Durable goods orders plummeted in January, but there is no need for panic yet.
New orders for manufactured durable goods decreased by 6.1% in January according to the Census Bureau’s report released on Tuesday. The total spending of $294.7 billion in December slowed down to $276.7 billion in January. Although the drop surpassed expectations, much of the reduction was in aircraft sales.
Civilian aircraft orders declined 58.9% amid numerous safety reports and failed inspections on Boeing aircrafts. It appears that when doors are literally flying off of their hinges mid flight, airlines are reluctant to take the risk, says Christopher Low, Chief Economist at FHN Financials.
“Obviously Boeing is having a really tough time and the big drop in aircraft orders took the headline orders rate down,” Low said.
A closer look into aircraft spending shows just how much Boeing underperformed. January is typically a slow month for aircraft orders however, the reported 13,729 new orders is a concerning dip when compared to the 22,909 orders in January a year ago.
Adding to the drop is the Federal Reserve’s decision to keep interest rates at 5.25 to 5.5%. High interest rates impact orders by discouraging consumer and business spending on durable goods.
While the drop surpassed expectations, with other parts of the economy humming along at a positive level in activity, Low says he isn’t worried yet.
“When you strip out defense spending and aircraft spending, other parts of the economy are operating at a decent level of activity. There is still a sign of life,” Low said.

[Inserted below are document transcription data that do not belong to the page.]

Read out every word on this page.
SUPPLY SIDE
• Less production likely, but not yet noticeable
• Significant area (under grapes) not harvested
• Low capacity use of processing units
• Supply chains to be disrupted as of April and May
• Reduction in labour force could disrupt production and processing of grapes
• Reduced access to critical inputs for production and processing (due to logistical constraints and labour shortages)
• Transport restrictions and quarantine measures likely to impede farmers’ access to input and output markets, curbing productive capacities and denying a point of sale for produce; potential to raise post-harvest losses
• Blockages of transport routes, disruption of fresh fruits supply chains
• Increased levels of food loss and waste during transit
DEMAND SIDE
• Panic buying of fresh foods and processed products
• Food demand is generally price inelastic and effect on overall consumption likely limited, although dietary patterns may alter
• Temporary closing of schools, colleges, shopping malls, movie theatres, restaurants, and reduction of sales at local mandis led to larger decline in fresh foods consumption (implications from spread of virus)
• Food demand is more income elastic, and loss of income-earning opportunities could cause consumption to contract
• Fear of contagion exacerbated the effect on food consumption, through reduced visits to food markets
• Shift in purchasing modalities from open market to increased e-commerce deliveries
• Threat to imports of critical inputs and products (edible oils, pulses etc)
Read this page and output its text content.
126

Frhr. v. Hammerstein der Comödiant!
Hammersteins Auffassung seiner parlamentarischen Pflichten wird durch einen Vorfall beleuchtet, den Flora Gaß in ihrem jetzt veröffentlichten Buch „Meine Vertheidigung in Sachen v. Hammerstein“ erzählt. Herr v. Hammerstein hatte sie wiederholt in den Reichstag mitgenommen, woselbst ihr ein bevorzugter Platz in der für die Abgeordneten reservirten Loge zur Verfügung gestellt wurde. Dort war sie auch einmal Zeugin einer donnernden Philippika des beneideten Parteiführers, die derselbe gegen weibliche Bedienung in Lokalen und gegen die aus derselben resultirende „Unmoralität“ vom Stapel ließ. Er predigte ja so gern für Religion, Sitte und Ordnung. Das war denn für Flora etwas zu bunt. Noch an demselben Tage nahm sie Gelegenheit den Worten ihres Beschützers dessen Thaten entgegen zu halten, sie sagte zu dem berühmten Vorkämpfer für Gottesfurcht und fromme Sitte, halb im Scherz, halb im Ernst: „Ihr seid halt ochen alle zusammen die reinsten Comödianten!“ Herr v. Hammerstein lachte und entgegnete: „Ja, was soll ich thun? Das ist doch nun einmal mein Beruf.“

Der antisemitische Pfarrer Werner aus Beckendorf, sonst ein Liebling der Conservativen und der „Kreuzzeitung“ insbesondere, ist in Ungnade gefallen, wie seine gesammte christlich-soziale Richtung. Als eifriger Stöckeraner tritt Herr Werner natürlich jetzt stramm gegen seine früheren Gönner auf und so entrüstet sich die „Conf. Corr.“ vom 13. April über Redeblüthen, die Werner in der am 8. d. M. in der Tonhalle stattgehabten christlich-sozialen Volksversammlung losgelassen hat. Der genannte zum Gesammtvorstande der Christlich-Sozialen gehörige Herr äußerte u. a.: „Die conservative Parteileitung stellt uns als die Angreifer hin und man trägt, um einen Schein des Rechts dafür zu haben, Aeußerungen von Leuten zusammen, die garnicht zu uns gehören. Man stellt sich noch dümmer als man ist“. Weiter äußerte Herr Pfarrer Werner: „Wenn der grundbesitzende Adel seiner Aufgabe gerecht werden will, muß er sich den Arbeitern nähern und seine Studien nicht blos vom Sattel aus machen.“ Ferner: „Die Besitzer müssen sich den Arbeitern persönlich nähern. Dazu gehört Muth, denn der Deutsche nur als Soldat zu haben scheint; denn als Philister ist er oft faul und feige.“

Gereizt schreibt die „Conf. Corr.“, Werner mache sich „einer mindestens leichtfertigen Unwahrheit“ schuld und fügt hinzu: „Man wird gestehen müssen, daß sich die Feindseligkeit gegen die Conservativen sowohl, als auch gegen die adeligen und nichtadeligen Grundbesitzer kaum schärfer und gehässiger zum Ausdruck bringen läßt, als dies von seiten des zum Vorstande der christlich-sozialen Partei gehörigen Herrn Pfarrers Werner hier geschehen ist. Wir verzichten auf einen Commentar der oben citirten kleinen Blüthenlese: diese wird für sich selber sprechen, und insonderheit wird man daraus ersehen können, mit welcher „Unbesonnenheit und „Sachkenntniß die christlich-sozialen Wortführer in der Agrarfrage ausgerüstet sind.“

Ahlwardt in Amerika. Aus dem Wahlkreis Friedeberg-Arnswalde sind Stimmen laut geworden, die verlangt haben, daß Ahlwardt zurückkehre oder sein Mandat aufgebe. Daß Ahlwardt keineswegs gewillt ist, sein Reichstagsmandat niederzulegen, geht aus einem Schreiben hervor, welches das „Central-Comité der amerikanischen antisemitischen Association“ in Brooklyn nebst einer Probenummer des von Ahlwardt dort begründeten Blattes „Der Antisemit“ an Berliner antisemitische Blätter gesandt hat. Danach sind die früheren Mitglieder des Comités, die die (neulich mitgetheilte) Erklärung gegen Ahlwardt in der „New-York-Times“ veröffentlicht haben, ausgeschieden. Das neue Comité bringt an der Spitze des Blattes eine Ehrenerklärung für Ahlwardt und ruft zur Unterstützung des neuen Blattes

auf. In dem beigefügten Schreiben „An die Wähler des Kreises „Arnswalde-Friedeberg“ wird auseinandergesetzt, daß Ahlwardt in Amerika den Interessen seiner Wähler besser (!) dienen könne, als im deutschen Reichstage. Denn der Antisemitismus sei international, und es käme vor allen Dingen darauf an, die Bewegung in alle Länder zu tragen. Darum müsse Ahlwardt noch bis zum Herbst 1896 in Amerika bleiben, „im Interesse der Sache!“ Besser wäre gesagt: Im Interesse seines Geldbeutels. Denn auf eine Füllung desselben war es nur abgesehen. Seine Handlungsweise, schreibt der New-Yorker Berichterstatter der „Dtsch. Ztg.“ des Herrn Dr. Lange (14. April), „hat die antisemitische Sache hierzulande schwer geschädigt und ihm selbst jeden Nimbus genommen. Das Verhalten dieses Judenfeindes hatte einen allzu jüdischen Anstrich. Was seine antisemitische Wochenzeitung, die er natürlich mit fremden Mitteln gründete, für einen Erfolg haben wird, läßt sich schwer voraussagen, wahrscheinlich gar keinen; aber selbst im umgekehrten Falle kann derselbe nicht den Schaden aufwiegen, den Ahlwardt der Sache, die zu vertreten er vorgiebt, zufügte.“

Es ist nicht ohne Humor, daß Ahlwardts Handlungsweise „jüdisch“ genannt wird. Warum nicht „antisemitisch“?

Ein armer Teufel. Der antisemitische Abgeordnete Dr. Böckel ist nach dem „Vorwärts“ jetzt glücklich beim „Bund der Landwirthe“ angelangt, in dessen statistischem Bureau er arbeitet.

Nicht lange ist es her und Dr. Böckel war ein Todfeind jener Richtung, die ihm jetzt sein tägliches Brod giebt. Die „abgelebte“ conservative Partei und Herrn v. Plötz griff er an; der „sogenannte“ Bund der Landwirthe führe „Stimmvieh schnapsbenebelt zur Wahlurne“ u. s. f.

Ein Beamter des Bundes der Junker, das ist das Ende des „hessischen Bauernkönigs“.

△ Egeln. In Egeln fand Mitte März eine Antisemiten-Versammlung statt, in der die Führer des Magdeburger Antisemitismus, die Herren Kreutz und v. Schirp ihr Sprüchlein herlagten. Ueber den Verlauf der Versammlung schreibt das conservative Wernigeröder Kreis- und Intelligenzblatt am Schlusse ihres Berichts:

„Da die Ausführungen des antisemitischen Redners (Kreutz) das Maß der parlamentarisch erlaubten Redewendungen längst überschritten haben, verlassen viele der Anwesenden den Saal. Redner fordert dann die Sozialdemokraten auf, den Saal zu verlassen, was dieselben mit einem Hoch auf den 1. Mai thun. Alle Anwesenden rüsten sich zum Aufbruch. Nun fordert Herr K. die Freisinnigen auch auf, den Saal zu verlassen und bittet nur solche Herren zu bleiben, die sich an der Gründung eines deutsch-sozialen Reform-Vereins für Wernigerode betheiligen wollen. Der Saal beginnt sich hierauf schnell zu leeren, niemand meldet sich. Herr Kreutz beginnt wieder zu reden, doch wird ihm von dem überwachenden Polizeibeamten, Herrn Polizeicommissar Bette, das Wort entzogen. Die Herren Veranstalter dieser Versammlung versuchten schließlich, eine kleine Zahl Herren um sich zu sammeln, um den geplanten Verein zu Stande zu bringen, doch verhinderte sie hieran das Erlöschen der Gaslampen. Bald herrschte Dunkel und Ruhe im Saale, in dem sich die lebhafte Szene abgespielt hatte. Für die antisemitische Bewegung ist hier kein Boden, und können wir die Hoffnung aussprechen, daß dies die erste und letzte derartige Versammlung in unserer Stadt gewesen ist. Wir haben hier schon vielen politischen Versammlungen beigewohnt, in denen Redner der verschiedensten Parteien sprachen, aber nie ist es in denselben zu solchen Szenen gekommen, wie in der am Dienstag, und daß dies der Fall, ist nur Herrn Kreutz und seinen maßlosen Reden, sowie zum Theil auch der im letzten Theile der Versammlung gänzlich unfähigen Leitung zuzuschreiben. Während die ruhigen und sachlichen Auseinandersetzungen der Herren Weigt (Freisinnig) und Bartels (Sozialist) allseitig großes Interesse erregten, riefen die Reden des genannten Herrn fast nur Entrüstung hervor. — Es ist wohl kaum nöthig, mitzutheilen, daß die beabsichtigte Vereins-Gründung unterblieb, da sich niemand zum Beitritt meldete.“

Excluding aircraft, orders actually increased .9%, an increase led by computers and tech related product orders which went up by 5.8%.
Kathy Bostjancic, Senior Vice President and Chief Economist for Nationwide Mutual says it comes at no surprise since many companies rely on technology.
“It’s just so vital in our digital age to continue to invest in computer related goods so that companies don’t lose their competitive advantage against other companies,” Bostjancic said.
Like Low, Bostjancic says she isn’t concerned about the decline and will look to see how the economy responds over the next couple of months.